Clay recalls the scene all too well. Cold November day a year ago, cars crowded along her block. Bare winter trees and cloudy sun. The people, strangers to him mostly, talking on the porch, front door standing open. Voices, music from inside, tunes they danced to in school. The small tight smiles. Tharcia's school friends, Montana’s sister, her cop friends. And Tharcia, face so drawn, people milling through every room of the house, touching things, taking a last look at the life they’d known. Anybody could have been there. Clay doesn’t recall Porterfield.
“So what is it you want, Chester ?”
“What I want concerns Tharcia, Clay. Not you.”
“I’ll let her know you dropped by.”
“I want to see her now.”
“Leave your number. She’ll get in touch if she feels like it.”

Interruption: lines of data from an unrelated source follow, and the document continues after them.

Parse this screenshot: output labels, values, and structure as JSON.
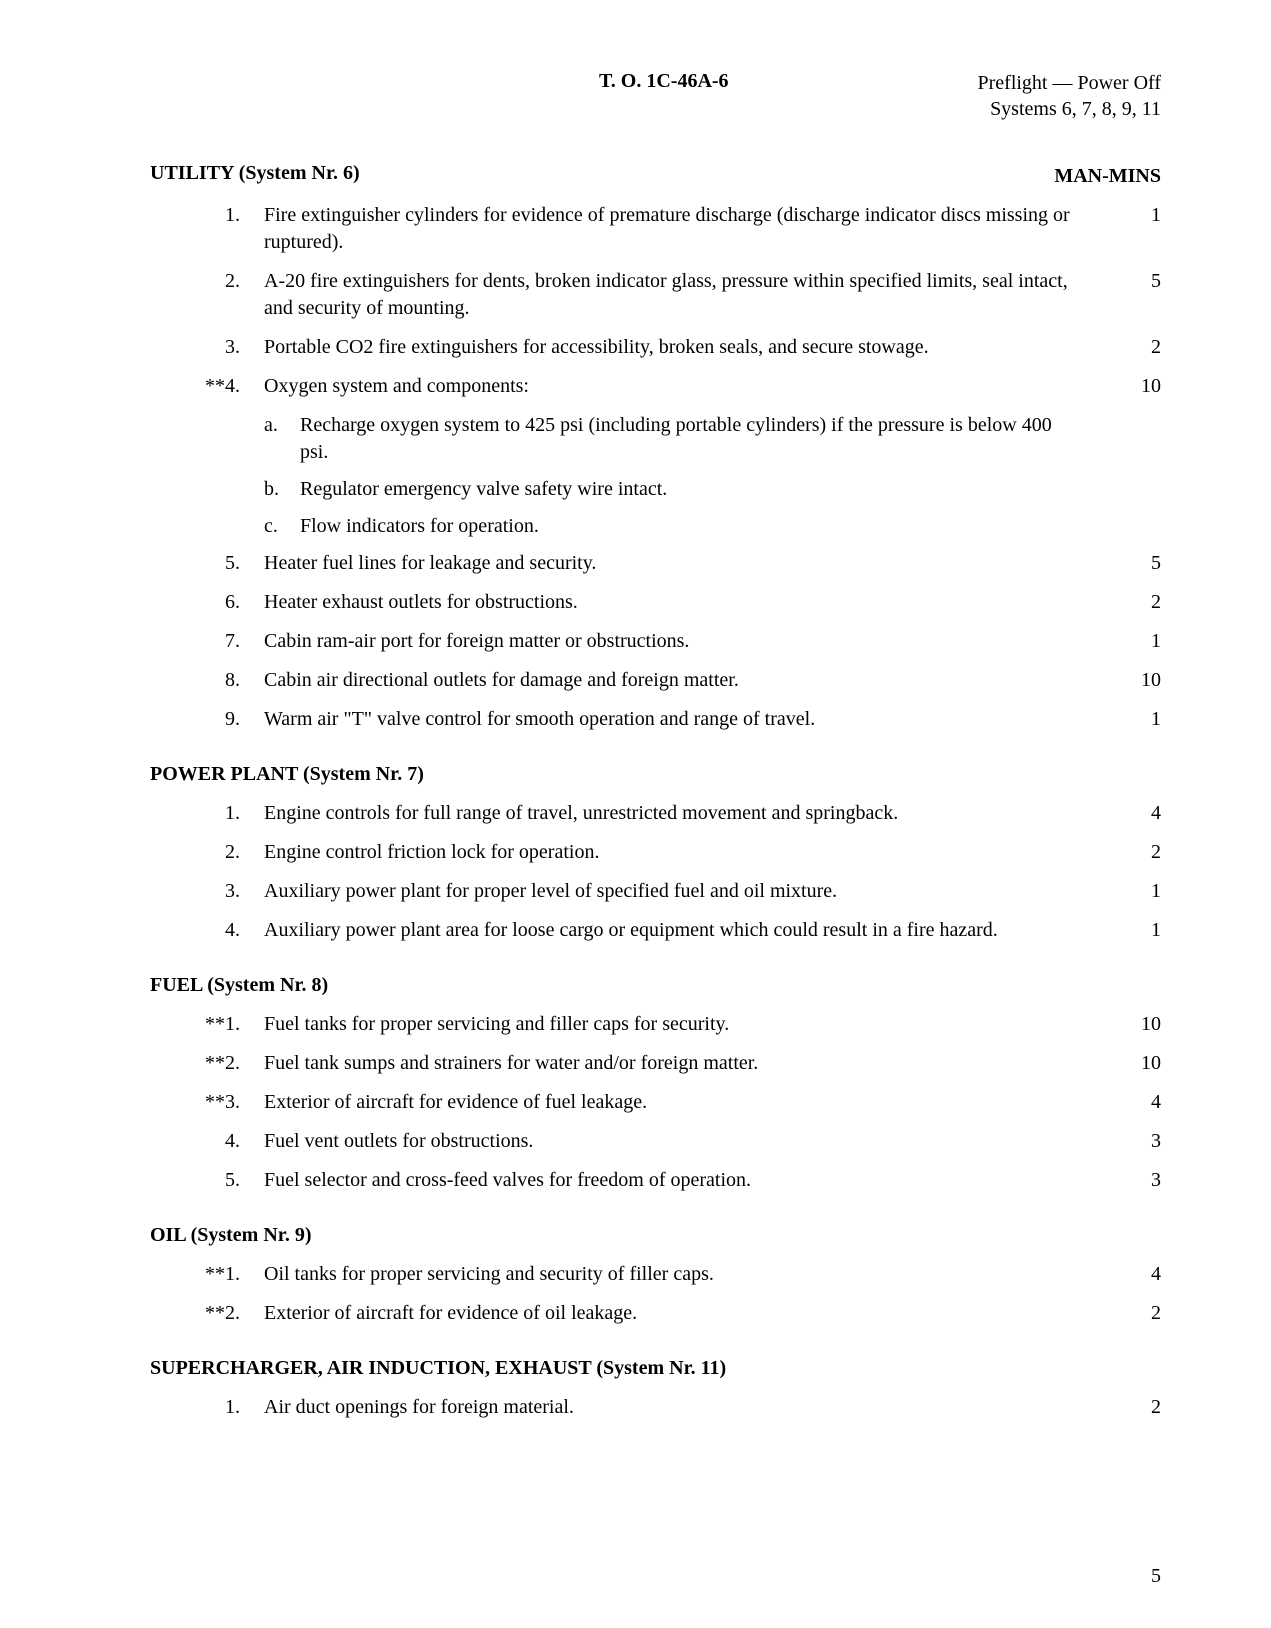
{
  "header": {
    "center": "T. O. 1C-46A-6",
    "right_line1": "Preflight — Power Off",
    "right_line2": "Systems 6, 7, 8, 9, 11"
  },
  "man_mins_label": "MAN-MINS",
  "page_number": "5",
  "sections": [
    {
      "title": "UTILITY (System Nr. 6)",
      "show_man_mins_header": true,
      "items": [
        {
          "num": "1.",
          "text": "Fire extinguisher cylinders for evidence of premature discharge (discharge indicator discs missing or ruptured).",
          "mins": "1"
        },
        {
          "num": "2.",
          "text": "A-20 fire extinguishers for dents, broken indicator glass, pressure within specified limits, seal intact, and security of mounting.",
          "mins": "5"
        },
        {
          "num": "3.",
          "text": "Portable CO2 fire extinguishers for accessibility, broken seals, and secure stowage.",
          "mins": "2"
        },
        {
          "num": "**4.",
          "text": "Oxygen system and components:",
          "mins": "10",
          "subs": [
            {
              "letter": "a.",
              "text": "Recharge oxygen system to 425 psi (including portable cylinders) if the pressure is below 400 psi."
            },
            {
              "letter": "b.",
              "text": "Regulator emergency valve safety wire intact."
            },
            {
              "letter": "c.",
              "text": "Flow indicators for operation."
            }
          ]
        },
        {
          "num": "5.",
          "text": "Heater fuel lines for leakage and security.",
          "mins": "5"
        },
        {
          "num": "6.",
          "text": "Heater exhaust outlets for obstructions.",
          "mins": "2"
        },
        {
          "num": "7.",
          "text": "Cabin ram-air port for foreign matter or obstructions.",
          "mins": "1"
        },
        {
          "num": "8.",
          "text": "Cabin air directional outlets for damage and foreign matter.",
          "mins": "10"
        },
        {
          "num": "9.",
          "text": "Warm air \"T\" valve control for smooth operation and range of travel.",
          "mins": "1"
        }
      ]
    },
    {
      "title": "POWER PLANT (System Nr. 7)",
      "items": [
        {
          "num": "1.",
          "text": "Engine controls for full range of travel, unrestricted movement and springback.",
          "mins": "4"
        },
        {
          "num": "2.",
          "text": "Engine control friction lock for operation.",
          "mins": "2"
        },
        {
          "num": "3.",
          "text": "Auxiliary power plant for proper level of specified fuel and oil mixture.",
          "mins": "1"
        },
        {
          "num": "4.",
          "text": "Auxiliary power plant area for loose cargo or equipment which could result in a fire hazard.",
          "mins": "1"
        }
      ]
    },
    {
      "title": "FUEL (System Nr. 8)",
      "items": [
        {
          "num": "**1.",
          "text": "Fuel tanks for proper servicing and filler caps for security.",
          "mins": "10"
        },
        {
          "num": "**2.",
          "text": "Fuel tank sumps and strainers for water and/or foreign matter.",
          "mins": "10"
        },
        {
          "num": "**3.",
          "text": "Exterior of aircraft for evidence of fuel leakage.",
          "mins": "4"
        },
        {
          "num": "4.",
          "text": "Fuel vent outlets for obstructions.",
          "mins": "3"
        },
        {
          "num": "5.",
          "text": "Fuel selector and cross-feed valves for freedom of operation.",
          "mins": "3"
        }
      ]
    },
    {
      "title": "OIL (System Nr. 9)",
      "items": [
        {
          "num": "**1.",
          "text": "Oil tanks for proper servicing and security of filler caps.",
          "mins": "4"
        },
        {
          "num": "**2.",
          "text": "Exterior of aircraft for evidence of oil leakage.",
          "mins": "2"
        }
      ]
    },
    {
      "title": "SUPERCHARGER, AIR INDUCTION, EXHAUST (System Nr. 11)",
      "items": [
        {
          "num": "1.",
          "text": "Air duct openings for foreign material.",
          "mins": "2"
        }
      ]
    }
  ]
}
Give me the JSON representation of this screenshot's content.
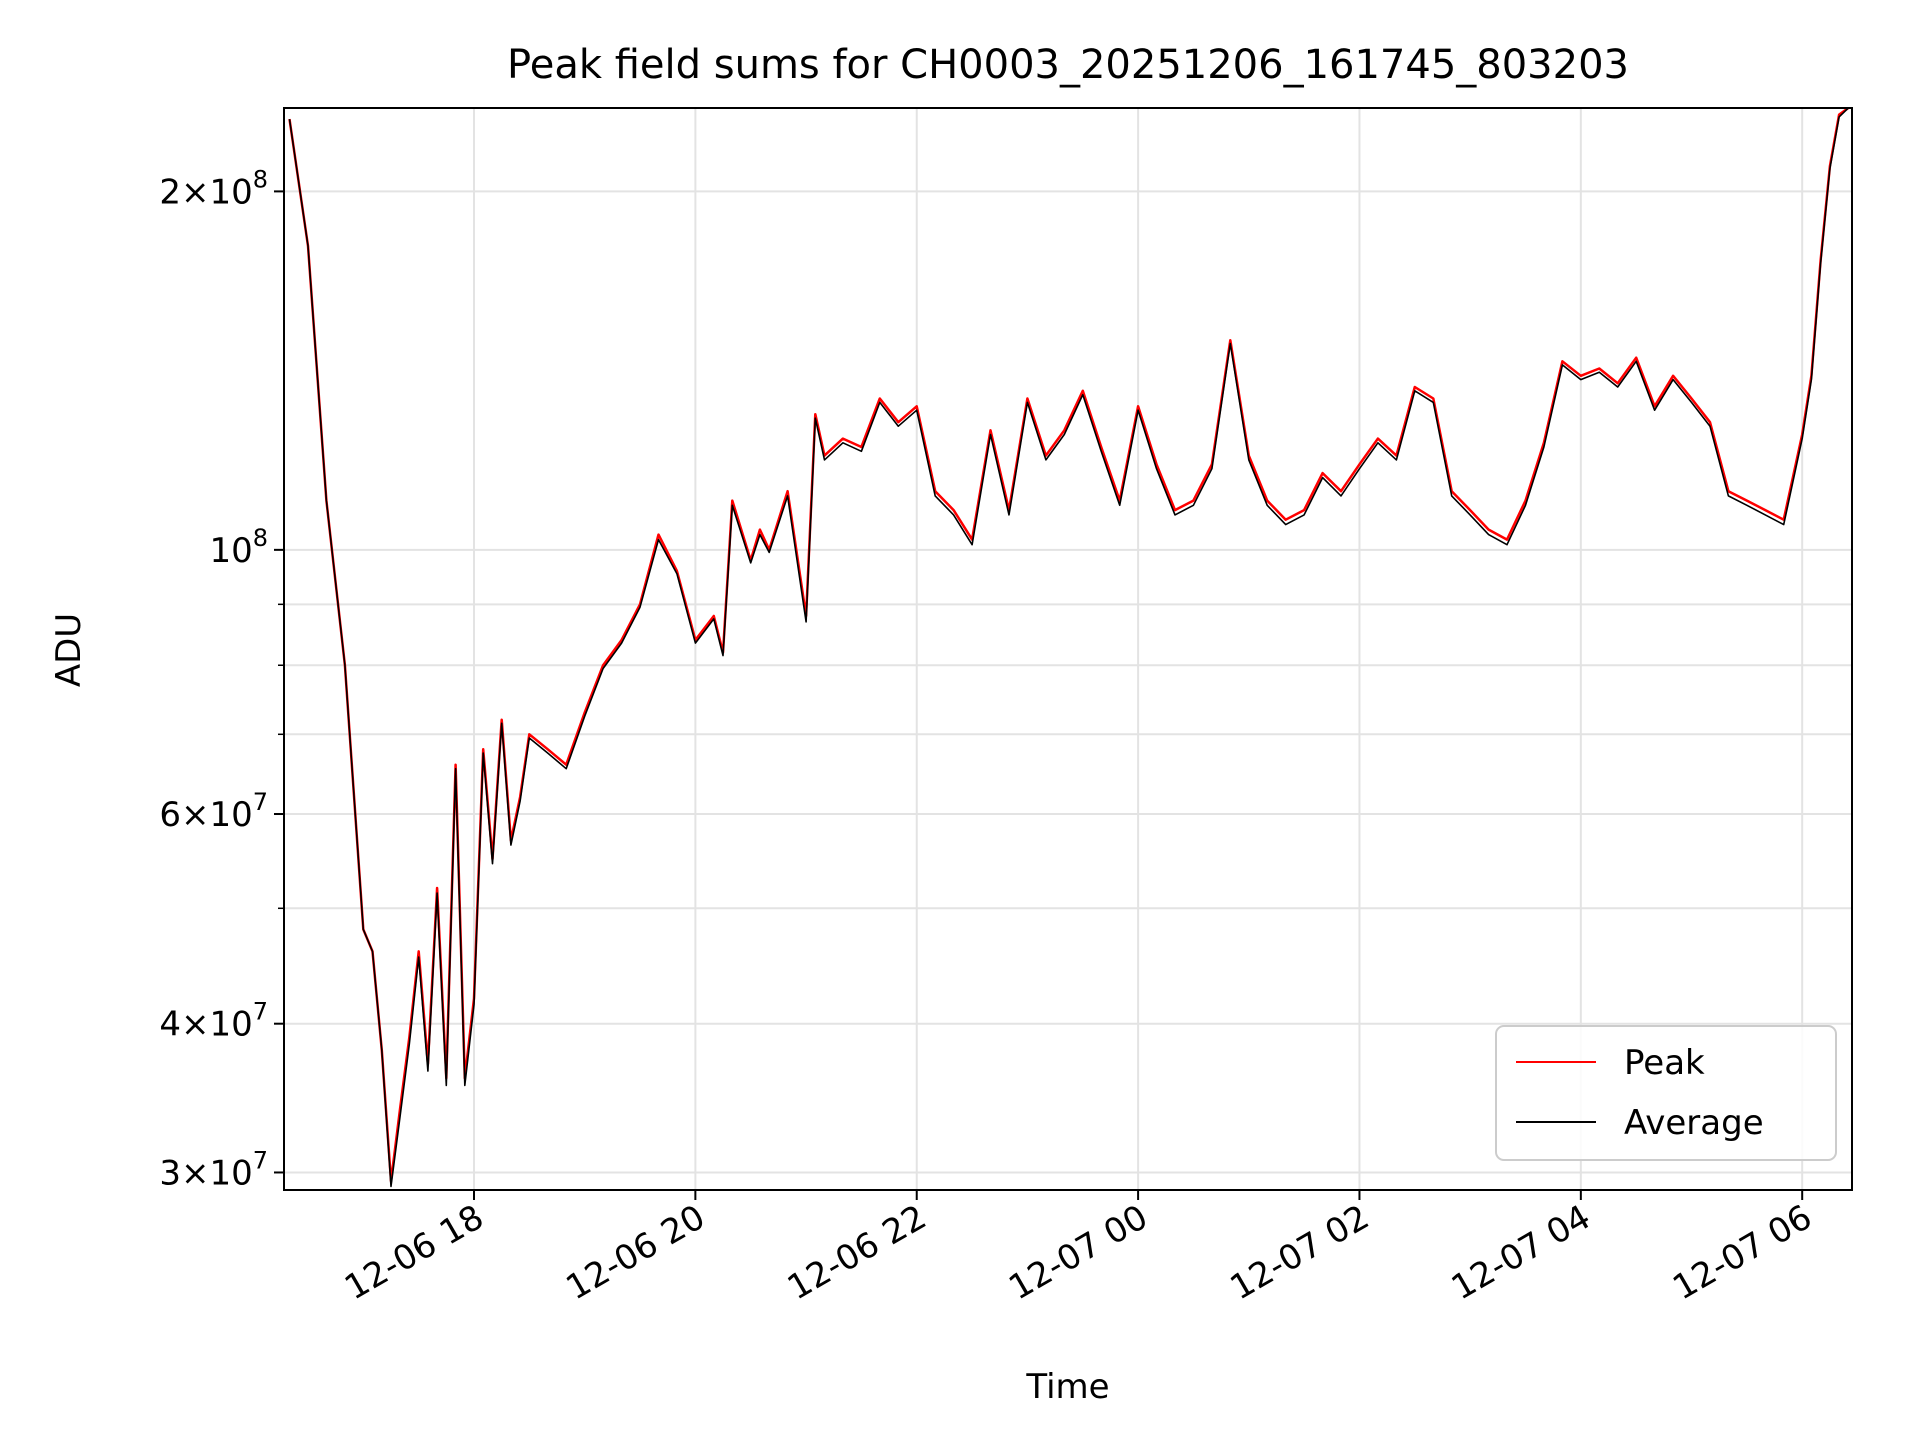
{
  "chart_data": {
    "type": "line",
    "title": "Peak field sums for CH0003_20251206_161745_803203",
    "xlabel": "Time",
    "ylabel": "ADU",
    "yscale": "log",
    "ylim": [
      29000000,
      235000000
    ],
    "xlim": [
      "2025-12-06 16:17",
      "2025-12-07 06:27"
    ],
    "grid": true,
    "legend_position": "lower-right",
    "x_ticks": [
      {
        "t": "2025-12-06 18:00",
        "label": "12-06 18"
      },
      {
        "t": "2025-12-06 20:00",
        "label": "12-06 20"
      },
      {
        "t": "2025-12-06 22:00",
        "label": "12-06 22"
      },
      {
        "t": "2025-12-07 00:00",
        "label": "12-07 00"
      },
      {
        "t": "2025-12-07 02:00",
        "label": "12-07 02"
      },
      {
        "t": "2025-12-07 04:00",
        "label": "12-07 04"
      },
      {
        "t": "2025-12-07 06:00",
        "label": "12-07 06"
      }
    ],
    "y_ticks": [
      {
        "value": 30000000,
        "mantissa": "3",
        "exponent": "7"
      },
      {
        "value": 40000000,
        "mantissa": "4",
        "exponent": "7"
      },
      {
        "value": 60000000,
        "mantissa": "6",
        "exponent": "7"
      },
      {
        "value": 100000000,
        "mantissa": "",
        "exponent": "8"
      },
      {
        "value": 200000000,
        "mantissa": "2",
        "exponent": "8"
      }
    ],
    "y_minor_ticks": [
      50000000,
      70000000,
      80000000,
      90000000
    ],
    "x": [
      "2025-12-06 16:20",
      "2025-12-06 16:30",
      "2025-12-06 16:40",
      "2025-12-06 16:50",
      "2025-12-06 17:00",
      "2025-12-06 17:05",
      "2025-12-06 17:10",
      "2025-12-06 17:15",
      "2025-12-06 17:20",
      "2025-12-06 17:25",
      "2025-12-06 17:30",
      "2025-12-06 17:35",
      "2025-12-06 17:40",
      "2025-12-06 17:45",
      "2025-12-06 17:50",
      "2025-12-06 17:55",
      "2025-12-06 18:00",
      "2025-12-06 18:05",
      "2025-12-06 18:10",
      "2025-12-06 18:15",
      "2025-12-06 18:20",
      "2025-12-06 18:25",
      "2025-12-06 18:30",
      "2025-12-06 18:40",
      "2025-12-06 18:50",
      "2025-12-06 19:00",
      "2025-12-06 19:10",
      "2025-12-06 19:20",
      "2025-12-06 19:30",
      "2025-12-06 19:40",
      "2025-12-06 19:50",
      "2025-12-06 20:00",
      "2025-12-06 20:10",
      "2025-12-06 20:15",
      "2025-12-06 20:20",
      "2025-12-06 20:30",
      "2025-12-06 20:35",
      "2025-12-06 20:40",
      "2025-12-06 20:50",
      "2025-12-06 21:00",
      "2025-12-06 21:05",
      "2025-12-06 21:10",
      "2025-12-06 21:20",
      "2025-12-06 21:30",
      "2025-12-06 21:40",
      "2025-12-06 21:50",
      "2025-12-06 22:00",
      "2025-12-06 22:10",
      "2025-12-06 22:20",
      "2025-12-06 22:30",
      "2025-12-06 22:40",
      "2025-12-06 22:50",
      "2025-12-06 23:00",
      "2025-12-06 23:10",
      "2025-12-06 23:20",
      "2025-12-06 23:30",
      "2025-12-06 23:40",
      "2025-12-06 23:50",
      "2025-12-07 00:00",
      "2025-12-07 00:10",
      "2025-12-07 00:20",
      "2025-12-07 00:30",
      "2025-12-07 00:40",
      "2025-12-07 00:50",
      "2025-12-07 01:00",
      "2025-12-07 01:10",
      "2025-12-07 01:20",
      "2025-12-07 01:30",
      "2025-12-07 01:40",
      "2025-12-07 01:50",
      "2025-12-07 02:00",
      "2025-12-07 02:10",
      "2025-12-07 02:20",
      "2025-12-07 02:30",
      "2025-12-07 02:40",
      "2025-12-07 02:50",
      "2025-12-07 03:00",
      "2025-12-07 03:10",
      "2025-12-07 03:20",
      "2025-12-07 03:30",
      "2025-12-07 03:40",
      "2025-12-07 03:50",
      "2025-12-07 04:00",
      "2025-12-07 04:10",
      "2025-12-07 04:20",
      "2025-12-07 04:30",
      "2025-12-07 04:40",
      "2025-12-07 04:50",
      "2025-12-07 05:00",
      "2025-12-07 05:10",
      "2025-12-07 05:20",
      "2025-12-07 05:30",
      "2025-12-07 05:40",
      "2025-12-07 05:50",
      "2025-12-07 06:00",
      "2025-12-07 06:05",
      "2025-12-07 06:10",
      "2025-12-07 06:15",
      "2025-12-07 06:20",
      "2025-12-07 06:25"
    ],
    "series": [
      {
        "name": "Peak",
        "color": "#ff0000",
        "values": [
          230000000,
          180000000,
          110000000,
          80000000,
          48000000,
          46000000,
          38000000,
          29500000,
          34000000,
          39000000,
          46000000,
          37000000,
          52000000,
          36000000,
          66000000,
          36000000,
          42000000,
          68000000,
          55000000,
          72000000,
          57000000,
          62000000,
          70000000,
          68000000,
          66000000,
          73000000,
          80000000,
          84000000,
          90000000,
          103000000,
          96000000,
          84000000,
          88000000,
          82000000,
          110000000,
          98000000,
          104000000,
          100000000,
          112000000,
          88000000,
          130000000,
          120000000,
          124000000,
          122000000,
          134000000,
          128000000,
          132000000,
          112000000,
          108000000,
          102000000,
          126000000,
          108000000,
          134000000,
          120000000,
          126000000,
          136000000,
          122000000,
          110000000,
          132000000,
          118000000,
          108000000,
          110000000,
          118000000,
          150000000,
          120000000,
          110000000,
          106000000,
          108000000,
          116000000,
          112000000,
          118000000,
          124000000,
          120000000,
          137000000,
          134000000,
          112000000,
          108000000,
          104000000,
          102000000,
          110000000,
          123000000,
          144000000,
          140000000,
          142000000,
          138000000,
          145000000,
          132000000,
          140000000,
          134000000,
          128000000,
          112000000,
          110000000,
          108000000,
          106000000,
          125000000,
          140000000,
          175000000,
          210000000,
          232000000,
          235000000
        ]
      },
      {
        "name": "Average",
        "color": "#000000",
        "values": [
          230000000,
          180000000,
          110000000,
          80000000,
          48000000,
          46000000,
          38000000,
          29200000,
          33500000,
          38500000,
          45500000,
          36500000,
          51500000,
          35500000,
          65500000,
          35500000,
          41500000,
          67500000,
          54500000,
          71500000,
          56500000,
          61500000,
          69500000,
          67500000,
          65500000,
          72500000,
          79500000,
          83500000,
          89500000,
          102000000,
          95500000,
          83500000,
          87500000,
          81500000,
          109000000,
          97500000,
          103000000,
          99500000,
          111000000,
          87000000,
          129000000,
          119000000,
          123000000,
          121000000,
          133000000,
          127000000,
          131000000,
          111000000,
          107000000,
          101000000,
          125000000,
          107000000,
          133000000,
          119000000,
          125000000,
          135000000,
          121000000,
          109000000,
          131000000,
          117000000,
          107000000,
          109000000,
          117000000,
          149000000,
          119000000,
          109000000,
          105000000,
          107000000,
          115000000,
          111000000,
          117000000,
          123000000,
          119000000,
          136000000,
          133000000,
          111000000,
          107000000,
          103000000,
          101000000,
          109000000,
          122000000,
          143000000,
          139000000,
          141000000,
          137000000,
          144000000,
          131000000,
          139000000,
          133000000,
          127000000,
          111000000,
          109000000,
          107000000,
          105000000,
          124000000,
          139000000,
          174000000,
          209000000,
          231000000,
          235000000
        ]
      }
    ]
  }
}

“Oh she’ll definitely feel like it.”
Tension pops when the front door swings wide, Tharcia steps out onto the porch. Both men look across the clearing. She doesn’t notice them, holding a half piece of toast and bending down to scratch the ears of Clay’s cat Bomber, his Maine Coon. Clay doesn’t much care for how she’s dressed, the white tank top reaches her thighs. Just. Possibly undies, possibly not. What she sleeps in. Bare legs, wheat straw hair a wild thicket around her smooth face.
Porterfield doesn’t wait, calls out. “Hi Tharcia, remember me? Chet?”
She stands quickly, takes a step backward toward the door, into the shade of the porch. Says nothing, waits.